Tessier-Lavigne is recognized as a world leader in neuroscience for his work on the molecular mechanisms of axon growth and guidance in the developing brain. His research during the past decade has probed the detailed molecular mechanisms that enable growing axons to recognize chemical cues in their environment that enable them to march steadily toward their defined targets. A major goal of his laboratory is to identify the mechanisms and molecules that are involved in wiring the brain during embryonic development, and to use this information to help stimulate regeneration of neuronal connections in the adult spinal cord following paralyzing injuries. Tessier-Lavigne is a fellow of the Royal Society (London) and of the
Royal Society of Canada. A Rhodes scholar, he also is a recipient of the
Ameritech Prize and the Wakeman Award for regeneration research, the Fondation
Ipsen Prize for Neuronal Plasticity and the Charles Judson Herrick Award
in Comparative Neurology.
He addresses coordination, information and management issues that arise when decision making is decentralized among individuals or organizations holding different information. For example, with Professors Hau Lee and Paddy Padmanabhan, he studied how a lack of information sharing in a supply chain can distort information about market demand (termed "the bullwhip effect") and lead to suboptimal performance. He also studied how different performance measures, contracts and incentives can make supply chains more efficient among partners. His integration of operations research models and economic analysis is a major innovation in the field.
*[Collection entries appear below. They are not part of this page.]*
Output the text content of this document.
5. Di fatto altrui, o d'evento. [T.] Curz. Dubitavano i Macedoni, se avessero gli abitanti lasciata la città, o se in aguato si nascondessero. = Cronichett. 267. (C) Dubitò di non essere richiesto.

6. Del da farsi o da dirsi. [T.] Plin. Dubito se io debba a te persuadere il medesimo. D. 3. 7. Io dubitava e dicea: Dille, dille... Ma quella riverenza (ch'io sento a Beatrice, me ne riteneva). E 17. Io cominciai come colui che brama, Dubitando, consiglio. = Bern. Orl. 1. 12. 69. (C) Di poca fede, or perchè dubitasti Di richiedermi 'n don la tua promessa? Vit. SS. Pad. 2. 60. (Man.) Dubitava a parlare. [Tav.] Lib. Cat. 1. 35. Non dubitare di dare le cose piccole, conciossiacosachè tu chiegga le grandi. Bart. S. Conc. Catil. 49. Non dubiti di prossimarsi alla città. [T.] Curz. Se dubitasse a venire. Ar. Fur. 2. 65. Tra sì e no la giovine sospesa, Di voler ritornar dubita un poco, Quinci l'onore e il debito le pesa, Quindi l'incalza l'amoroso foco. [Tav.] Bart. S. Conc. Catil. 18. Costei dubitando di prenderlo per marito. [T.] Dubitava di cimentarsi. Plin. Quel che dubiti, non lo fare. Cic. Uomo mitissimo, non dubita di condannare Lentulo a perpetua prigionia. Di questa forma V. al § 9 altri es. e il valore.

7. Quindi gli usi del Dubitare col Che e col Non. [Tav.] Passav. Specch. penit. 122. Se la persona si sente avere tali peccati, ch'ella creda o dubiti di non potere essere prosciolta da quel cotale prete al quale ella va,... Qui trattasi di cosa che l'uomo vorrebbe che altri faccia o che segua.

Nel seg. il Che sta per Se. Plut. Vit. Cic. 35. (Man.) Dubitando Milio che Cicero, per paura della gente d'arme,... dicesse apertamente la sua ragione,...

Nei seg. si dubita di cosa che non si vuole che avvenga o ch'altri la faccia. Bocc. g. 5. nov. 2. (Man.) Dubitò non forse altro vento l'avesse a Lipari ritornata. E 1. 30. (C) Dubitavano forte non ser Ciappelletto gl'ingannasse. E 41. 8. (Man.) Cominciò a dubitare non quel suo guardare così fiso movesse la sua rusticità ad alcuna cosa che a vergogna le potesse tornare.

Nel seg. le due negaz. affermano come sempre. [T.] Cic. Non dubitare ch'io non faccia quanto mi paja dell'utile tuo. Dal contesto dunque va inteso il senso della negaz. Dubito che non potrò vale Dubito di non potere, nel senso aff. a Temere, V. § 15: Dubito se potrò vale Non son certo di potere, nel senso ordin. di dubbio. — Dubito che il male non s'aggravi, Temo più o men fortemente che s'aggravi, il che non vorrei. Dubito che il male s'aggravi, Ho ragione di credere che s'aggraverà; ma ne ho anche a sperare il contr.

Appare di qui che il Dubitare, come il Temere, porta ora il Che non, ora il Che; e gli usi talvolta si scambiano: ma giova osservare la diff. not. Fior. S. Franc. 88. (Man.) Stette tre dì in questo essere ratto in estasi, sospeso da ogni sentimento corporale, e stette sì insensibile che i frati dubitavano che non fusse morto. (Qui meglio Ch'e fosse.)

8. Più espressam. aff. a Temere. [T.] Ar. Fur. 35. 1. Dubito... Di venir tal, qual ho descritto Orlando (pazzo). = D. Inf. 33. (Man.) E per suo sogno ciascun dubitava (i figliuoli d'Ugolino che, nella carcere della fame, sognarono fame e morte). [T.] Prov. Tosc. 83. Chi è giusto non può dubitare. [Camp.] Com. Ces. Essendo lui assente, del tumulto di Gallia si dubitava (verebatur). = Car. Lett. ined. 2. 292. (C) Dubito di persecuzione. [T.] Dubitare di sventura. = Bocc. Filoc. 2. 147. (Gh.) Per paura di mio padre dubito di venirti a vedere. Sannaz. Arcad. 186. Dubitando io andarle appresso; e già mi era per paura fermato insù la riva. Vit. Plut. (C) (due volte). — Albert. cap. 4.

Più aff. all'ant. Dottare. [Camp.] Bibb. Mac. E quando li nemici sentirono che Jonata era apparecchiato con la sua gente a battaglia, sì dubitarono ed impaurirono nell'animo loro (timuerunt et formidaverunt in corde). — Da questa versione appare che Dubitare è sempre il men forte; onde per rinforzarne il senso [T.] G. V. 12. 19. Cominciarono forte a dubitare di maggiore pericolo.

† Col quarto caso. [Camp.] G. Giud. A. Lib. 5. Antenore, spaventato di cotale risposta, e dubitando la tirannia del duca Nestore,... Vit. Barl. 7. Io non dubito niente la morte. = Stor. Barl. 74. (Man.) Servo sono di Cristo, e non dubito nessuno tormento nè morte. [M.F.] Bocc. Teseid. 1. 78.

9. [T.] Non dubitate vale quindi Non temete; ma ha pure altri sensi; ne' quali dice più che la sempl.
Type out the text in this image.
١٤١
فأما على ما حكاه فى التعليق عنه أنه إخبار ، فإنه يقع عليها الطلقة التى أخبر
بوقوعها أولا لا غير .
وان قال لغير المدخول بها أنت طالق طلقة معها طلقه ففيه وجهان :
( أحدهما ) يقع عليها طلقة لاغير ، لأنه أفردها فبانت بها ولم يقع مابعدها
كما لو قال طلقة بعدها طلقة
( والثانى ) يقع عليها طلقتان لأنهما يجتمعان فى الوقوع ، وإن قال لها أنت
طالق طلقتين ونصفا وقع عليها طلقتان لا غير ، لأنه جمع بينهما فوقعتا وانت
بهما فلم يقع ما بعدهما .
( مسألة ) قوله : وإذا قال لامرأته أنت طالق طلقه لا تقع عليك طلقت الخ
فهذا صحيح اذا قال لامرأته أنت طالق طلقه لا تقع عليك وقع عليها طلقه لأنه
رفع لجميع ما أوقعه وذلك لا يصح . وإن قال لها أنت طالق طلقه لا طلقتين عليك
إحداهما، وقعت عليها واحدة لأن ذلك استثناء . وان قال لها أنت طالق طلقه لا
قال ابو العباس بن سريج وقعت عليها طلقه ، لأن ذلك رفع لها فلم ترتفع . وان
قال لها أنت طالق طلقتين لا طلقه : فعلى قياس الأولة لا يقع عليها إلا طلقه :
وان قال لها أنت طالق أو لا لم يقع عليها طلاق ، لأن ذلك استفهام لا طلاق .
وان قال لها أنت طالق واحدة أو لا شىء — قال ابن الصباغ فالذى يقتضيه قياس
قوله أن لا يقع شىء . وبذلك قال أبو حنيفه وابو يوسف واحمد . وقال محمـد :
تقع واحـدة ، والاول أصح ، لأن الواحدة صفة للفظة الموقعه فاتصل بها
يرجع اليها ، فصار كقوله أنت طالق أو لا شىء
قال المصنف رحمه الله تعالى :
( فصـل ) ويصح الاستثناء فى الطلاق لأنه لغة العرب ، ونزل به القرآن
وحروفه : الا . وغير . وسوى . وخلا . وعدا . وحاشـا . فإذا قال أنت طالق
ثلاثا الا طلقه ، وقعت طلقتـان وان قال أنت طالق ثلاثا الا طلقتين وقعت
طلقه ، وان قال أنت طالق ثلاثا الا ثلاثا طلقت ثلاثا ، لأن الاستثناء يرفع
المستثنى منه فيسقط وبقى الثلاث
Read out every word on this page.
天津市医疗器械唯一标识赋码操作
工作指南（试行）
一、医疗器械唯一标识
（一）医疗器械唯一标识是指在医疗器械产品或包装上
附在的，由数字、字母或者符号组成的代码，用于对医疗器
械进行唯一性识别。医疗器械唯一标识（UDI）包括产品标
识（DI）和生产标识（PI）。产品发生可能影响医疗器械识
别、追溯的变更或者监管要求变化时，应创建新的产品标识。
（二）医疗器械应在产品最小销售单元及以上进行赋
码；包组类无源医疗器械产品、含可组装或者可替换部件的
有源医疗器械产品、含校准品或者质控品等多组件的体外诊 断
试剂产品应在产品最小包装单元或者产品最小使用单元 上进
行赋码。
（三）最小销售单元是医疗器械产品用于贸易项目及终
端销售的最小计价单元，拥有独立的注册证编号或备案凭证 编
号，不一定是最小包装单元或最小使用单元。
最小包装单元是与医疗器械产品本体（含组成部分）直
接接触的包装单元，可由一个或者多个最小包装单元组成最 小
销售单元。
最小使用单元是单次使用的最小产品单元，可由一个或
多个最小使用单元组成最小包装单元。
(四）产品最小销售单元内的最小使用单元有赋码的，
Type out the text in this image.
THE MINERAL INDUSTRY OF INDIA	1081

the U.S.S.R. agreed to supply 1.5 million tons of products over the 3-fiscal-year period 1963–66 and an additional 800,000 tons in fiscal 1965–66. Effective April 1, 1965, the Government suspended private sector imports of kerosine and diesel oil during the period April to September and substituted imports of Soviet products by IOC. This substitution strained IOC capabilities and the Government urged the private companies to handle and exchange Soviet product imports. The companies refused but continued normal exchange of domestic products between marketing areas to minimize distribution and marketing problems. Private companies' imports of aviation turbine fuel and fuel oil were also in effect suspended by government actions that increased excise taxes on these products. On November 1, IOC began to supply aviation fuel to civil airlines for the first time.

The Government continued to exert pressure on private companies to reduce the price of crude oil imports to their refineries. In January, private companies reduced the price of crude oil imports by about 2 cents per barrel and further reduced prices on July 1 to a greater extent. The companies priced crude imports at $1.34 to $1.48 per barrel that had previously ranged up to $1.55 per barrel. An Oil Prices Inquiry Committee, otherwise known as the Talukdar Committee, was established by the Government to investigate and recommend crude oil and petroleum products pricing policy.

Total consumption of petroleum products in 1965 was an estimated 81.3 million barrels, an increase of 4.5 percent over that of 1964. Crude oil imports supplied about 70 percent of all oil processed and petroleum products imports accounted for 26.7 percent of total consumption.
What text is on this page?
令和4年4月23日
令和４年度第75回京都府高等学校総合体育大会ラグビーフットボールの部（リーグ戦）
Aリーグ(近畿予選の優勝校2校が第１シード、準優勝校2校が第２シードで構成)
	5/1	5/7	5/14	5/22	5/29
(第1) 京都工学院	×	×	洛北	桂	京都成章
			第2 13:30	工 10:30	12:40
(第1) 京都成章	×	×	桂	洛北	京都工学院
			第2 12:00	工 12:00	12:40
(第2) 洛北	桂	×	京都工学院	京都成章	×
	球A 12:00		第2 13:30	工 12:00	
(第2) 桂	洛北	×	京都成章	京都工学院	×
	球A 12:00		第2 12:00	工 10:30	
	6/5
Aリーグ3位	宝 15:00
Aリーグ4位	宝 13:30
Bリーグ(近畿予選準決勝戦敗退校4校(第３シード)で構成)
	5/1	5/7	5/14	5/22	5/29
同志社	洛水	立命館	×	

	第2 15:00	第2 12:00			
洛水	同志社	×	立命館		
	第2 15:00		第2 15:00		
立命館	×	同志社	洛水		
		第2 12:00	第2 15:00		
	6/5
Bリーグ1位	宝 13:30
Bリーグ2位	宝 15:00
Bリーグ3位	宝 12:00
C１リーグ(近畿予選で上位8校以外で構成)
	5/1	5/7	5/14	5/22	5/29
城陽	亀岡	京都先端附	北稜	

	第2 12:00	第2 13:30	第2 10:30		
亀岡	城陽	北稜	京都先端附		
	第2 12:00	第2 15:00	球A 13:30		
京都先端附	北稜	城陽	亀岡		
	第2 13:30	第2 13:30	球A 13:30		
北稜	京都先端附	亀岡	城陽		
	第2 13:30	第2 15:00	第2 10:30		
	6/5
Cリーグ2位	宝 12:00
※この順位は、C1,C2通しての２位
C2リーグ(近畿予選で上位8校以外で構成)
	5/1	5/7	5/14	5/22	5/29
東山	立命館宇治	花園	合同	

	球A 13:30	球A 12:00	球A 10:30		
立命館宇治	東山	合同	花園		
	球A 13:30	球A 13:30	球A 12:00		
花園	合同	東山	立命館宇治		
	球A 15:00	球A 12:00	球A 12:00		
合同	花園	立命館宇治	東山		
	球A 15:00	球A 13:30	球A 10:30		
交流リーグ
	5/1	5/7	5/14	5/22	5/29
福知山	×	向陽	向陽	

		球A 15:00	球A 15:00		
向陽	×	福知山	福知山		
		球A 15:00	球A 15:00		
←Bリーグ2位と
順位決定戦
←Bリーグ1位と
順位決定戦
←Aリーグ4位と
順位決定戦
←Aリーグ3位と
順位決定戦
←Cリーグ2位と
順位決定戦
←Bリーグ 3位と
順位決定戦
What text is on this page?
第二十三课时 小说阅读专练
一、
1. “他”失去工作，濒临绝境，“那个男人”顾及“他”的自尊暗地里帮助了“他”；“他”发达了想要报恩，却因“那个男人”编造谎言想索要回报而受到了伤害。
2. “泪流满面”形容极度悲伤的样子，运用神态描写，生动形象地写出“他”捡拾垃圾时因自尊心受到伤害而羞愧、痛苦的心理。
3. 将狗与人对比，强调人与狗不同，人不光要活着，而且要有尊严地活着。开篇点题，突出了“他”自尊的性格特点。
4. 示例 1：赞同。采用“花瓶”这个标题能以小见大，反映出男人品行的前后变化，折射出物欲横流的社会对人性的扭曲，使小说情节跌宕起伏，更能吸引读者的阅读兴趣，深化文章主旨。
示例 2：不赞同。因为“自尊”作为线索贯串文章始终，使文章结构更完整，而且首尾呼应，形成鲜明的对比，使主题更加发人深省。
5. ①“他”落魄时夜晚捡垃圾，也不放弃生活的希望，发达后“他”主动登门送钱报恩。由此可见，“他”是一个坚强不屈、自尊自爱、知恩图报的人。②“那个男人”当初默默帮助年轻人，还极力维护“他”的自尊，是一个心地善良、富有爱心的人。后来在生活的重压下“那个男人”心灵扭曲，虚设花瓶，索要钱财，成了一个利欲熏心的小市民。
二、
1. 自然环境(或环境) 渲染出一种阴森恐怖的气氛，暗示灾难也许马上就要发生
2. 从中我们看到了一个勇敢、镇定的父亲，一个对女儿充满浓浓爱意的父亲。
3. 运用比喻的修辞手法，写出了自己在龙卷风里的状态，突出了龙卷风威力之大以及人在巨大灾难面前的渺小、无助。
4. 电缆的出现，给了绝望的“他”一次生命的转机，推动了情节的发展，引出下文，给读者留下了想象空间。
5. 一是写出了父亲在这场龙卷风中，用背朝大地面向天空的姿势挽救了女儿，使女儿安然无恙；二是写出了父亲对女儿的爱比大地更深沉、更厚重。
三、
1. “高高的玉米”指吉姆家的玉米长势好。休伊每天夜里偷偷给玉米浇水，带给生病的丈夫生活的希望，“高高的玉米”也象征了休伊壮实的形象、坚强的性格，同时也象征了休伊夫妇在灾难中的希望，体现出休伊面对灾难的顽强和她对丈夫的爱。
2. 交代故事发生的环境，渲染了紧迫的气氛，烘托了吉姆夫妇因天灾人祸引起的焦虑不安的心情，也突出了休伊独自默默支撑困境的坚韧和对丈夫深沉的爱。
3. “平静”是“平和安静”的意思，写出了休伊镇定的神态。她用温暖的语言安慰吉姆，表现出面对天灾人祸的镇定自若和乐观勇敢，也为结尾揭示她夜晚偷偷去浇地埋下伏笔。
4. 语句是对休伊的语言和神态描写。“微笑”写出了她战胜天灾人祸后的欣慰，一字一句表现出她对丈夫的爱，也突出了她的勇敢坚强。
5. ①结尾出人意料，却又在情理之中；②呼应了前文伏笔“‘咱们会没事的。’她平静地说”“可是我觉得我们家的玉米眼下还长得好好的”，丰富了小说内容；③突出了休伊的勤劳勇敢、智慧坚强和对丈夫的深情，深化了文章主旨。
Whang received a bachelor's degree in engineering from Seoul National University in Korea in 1974, master's degrees from the University of Rochester in statistics in 1983 and operations research in 1984, and a doctorate in business administration from the University of Rochester's Simon School of Business in 1988. He came to Stanford in 1987 as an assistant professor of operations, information and technology. In 1993, with Lee he founded the Global Supply Chain Forum at Stanford, a joint venture with the Graduate School of Business, the School of Engineering and industrial partners, with the objective of promoting the concept and practice of supply chain management. The pioneering course on supply chain management that he first taught in 1994 has since become a standard offering in MBA programs nationwide. Recipient of an Honorable Mention in Distinguished Teaching Award, he
has also been honored as a GSB Faculty Fellow, Finmeccanica Faculty Scholar,
Bob and Marilyn Jaedicke Faculty Scholar and Fletcher Jones Faculty Scholar.
He served on the editorial boards of Management Science, Information
System Research and Manufacturing and Service Operations Management.